John 1:26

Getuigenis over de Heer Jezus

De ondervragers gaan voorbij aan het antwoord van Johannes dat hij de stem van een roepende is die op Christus wijst. Ze staren zich blind op zijn doop. Hoe kan hij dopen als hij niet een of andere officiële status bezit? Zijn ontkenning dat hij de Christus is, was al een hele opluchting. Zijn ontkenning dat hij Elia is, betekent voor hen dat hij dus niet de voorloper is die onmiddellijk aan het koninkrijk in kracht en majesteit over de aarde voorafgaat (Ml 4:5). En als hij ook niet de profeet is die is voorzegd, wat betekent zijn doop dan?

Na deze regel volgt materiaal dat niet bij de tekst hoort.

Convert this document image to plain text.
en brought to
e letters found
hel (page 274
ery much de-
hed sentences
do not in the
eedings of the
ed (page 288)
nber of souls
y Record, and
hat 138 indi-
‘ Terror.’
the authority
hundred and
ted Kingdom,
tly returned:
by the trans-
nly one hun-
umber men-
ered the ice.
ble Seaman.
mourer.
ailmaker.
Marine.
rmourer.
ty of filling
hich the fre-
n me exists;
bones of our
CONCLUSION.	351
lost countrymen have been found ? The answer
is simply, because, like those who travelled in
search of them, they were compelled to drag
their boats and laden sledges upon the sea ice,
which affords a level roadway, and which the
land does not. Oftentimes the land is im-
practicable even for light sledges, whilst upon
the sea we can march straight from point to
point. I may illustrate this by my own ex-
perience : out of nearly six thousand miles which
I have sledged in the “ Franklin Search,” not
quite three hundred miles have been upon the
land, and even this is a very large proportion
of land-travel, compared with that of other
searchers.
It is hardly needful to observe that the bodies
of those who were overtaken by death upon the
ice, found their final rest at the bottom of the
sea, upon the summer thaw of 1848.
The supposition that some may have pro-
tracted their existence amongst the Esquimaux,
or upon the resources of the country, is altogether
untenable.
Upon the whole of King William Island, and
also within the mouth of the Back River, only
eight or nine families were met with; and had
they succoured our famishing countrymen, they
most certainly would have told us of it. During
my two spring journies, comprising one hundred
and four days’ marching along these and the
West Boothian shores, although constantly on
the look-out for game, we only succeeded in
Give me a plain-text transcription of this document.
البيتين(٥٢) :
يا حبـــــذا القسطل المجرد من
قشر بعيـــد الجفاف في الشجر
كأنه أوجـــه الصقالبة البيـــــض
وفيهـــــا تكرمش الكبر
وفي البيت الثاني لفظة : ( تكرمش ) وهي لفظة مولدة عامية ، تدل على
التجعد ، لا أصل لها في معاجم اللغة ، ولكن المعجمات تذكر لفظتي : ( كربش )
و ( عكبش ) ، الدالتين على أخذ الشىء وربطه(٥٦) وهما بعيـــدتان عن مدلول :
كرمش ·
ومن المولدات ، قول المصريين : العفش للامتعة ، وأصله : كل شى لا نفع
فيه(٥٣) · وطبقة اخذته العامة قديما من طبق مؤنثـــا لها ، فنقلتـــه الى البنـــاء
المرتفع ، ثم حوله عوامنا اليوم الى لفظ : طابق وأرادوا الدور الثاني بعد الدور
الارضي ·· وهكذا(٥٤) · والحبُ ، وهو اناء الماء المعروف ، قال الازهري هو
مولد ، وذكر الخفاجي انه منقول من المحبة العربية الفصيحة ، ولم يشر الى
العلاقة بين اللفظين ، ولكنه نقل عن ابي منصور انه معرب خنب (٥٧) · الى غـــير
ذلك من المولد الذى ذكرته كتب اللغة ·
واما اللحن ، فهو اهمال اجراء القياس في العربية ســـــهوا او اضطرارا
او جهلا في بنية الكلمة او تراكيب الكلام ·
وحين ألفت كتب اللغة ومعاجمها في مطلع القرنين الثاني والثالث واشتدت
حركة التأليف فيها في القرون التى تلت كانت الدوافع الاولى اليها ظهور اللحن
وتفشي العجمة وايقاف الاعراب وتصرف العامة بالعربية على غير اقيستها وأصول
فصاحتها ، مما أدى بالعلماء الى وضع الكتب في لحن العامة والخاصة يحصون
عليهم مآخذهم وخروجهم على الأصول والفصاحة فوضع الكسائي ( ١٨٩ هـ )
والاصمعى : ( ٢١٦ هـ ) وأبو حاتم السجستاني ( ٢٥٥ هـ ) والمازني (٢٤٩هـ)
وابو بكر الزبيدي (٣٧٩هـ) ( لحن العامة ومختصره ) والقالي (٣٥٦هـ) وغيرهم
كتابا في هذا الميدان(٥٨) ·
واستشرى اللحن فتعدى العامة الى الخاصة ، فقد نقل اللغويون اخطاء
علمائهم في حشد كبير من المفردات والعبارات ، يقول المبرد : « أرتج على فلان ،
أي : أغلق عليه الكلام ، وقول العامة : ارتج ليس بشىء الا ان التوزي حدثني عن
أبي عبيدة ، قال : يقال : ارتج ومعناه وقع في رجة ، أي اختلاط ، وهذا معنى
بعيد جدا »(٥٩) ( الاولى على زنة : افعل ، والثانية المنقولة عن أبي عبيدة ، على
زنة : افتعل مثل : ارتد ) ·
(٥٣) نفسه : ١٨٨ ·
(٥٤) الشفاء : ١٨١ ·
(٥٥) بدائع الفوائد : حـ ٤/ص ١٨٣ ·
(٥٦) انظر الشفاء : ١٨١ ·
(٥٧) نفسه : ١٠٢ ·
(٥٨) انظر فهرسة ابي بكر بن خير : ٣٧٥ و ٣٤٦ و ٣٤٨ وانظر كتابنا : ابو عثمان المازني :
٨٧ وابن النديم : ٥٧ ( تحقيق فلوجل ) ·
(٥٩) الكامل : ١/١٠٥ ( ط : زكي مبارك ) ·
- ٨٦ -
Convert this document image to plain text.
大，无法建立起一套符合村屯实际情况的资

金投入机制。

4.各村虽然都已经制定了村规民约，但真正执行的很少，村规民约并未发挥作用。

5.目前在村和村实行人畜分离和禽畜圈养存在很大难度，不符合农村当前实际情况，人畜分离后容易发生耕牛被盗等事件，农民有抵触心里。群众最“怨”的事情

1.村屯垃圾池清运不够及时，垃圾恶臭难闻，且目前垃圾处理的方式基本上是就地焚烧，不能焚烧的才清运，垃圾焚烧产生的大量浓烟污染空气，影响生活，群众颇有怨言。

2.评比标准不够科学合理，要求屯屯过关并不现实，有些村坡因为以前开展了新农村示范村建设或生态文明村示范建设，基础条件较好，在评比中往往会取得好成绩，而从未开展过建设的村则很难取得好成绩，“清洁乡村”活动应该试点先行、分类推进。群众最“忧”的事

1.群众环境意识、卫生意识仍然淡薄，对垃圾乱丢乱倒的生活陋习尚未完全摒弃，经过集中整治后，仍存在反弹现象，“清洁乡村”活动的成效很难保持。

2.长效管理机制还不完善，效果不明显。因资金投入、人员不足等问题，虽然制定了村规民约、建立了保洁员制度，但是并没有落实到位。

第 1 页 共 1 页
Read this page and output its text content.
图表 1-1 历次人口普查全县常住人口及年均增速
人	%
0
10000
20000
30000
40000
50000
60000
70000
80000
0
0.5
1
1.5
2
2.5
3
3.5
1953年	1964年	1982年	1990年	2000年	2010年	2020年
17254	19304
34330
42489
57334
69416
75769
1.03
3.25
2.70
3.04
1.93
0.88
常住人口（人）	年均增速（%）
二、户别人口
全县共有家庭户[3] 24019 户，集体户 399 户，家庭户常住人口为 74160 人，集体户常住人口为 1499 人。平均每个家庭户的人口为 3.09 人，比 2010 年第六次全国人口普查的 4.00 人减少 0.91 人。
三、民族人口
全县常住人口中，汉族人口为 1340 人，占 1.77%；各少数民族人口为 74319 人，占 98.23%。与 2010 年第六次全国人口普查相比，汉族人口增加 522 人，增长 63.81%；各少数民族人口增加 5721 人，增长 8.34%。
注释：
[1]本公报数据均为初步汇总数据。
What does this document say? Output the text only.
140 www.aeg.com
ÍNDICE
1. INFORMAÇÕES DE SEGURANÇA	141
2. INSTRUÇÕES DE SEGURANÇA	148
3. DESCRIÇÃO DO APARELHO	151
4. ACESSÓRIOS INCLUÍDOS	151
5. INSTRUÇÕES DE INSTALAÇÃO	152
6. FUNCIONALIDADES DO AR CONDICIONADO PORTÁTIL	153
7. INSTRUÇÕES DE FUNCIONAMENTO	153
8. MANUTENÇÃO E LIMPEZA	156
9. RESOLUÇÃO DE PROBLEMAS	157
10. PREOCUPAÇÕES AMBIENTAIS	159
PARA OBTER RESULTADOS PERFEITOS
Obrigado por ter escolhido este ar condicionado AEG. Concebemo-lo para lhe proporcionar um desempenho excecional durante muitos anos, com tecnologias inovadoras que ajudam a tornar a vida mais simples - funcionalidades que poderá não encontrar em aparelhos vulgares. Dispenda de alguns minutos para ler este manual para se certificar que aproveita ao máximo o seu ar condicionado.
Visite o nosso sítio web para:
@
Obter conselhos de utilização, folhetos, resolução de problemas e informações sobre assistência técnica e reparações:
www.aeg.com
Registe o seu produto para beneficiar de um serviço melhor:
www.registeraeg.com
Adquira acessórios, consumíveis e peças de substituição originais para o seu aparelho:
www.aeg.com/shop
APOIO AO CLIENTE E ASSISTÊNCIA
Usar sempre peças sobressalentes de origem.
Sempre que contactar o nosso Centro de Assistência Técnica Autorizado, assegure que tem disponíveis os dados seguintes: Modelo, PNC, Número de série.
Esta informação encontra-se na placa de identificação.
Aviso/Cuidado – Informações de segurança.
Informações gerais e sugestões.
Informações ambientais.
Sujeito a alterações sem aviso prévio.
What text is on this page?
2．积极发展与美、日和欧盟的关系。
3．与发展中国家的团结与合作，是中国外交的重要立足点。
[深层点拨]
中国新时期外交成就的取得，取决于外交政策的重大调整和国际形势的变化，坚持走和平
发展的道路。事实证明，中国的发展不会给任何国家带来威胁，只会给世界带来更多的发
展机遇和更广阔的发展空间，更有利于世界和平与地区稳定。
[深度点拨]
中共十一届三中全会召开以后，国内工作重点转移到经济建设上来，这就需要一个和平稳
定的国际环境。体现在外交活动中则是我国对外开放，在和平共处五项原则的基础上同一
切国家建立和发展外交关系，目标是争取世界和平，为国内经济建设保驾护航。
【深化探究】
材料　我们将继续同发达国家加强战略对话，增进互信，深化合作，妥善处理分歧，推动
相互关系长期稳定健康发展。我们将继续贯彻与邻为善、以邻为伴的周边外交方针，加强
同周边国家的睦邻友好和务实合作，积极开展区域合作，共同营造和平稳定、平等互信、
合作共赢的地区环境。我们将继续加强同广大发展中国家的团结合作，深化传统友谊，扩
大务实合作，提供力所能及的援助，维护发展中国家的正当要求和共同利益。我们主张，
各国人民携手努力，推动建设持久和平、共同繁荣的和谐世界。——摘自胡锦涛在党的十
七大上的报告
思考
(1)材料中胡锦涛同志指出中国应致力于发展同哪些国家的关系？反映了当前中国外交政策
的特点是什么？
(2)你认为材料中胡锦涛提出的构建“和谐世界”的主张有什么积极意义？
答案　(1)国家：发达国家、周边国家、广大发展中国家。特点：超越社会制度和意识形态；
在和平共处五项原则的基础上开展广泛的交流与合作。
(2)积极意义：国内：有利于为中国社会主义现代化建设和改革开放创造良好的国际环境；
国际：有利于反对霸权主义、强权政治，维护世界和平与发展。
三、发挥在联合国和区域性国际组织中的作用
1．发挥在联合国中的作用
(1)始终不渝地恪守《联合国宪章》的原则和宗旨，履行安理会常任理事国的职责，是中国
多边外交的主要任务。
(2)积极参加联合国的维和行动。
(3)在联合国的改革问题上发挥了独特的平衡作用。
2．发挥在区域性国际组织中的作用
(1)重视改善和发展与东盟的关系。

Hun vraag geeft Johannes de gelegenheid om het onderscheid tussen hem en Christus duidelijk te maken. Hijzelf doopt met water als het symbool van bekering en vergeving van zonden. De doop waarmee hij doopt, staat echter niet op zichzelf. Met zijn doop wijst hij op Hem Die Zich te midden van hen bevindt, maar Die zij niet kennen. Johannes zegt hun hoever Christus in heerlijkheid boven hem verheven is. Hij voelt zichzelf niet eens waard om de schoenriem van de Heer Jezus los te maken.

Dit getuigenis geeft Johannes in Bethanië, over de Jordaan. Het is niet het Bethanië waar Lazarus en Martha en Maria wonen, want dat ligt vlak bij Jeruzalem. Bethanië betekent ‘huis van ellende’. Deze plaats wordt hier nauw verbonden aan de Jordaan en de doop. De Jordaan spreekt van de dood en opstanding van de Heer Jezus en de doop spreekt van Zijn dood. Door Bethanië daarmee te verbinden mogen we er misschien aan denken dat ontkomen aan de ellende waarin de zonde een mens heeft gebracht, alleen mogelijk is door de dood en opstanding van Christus. De farizeeën vonden zichzelf niet ellendig en hadden daarom geen deel aan Christus.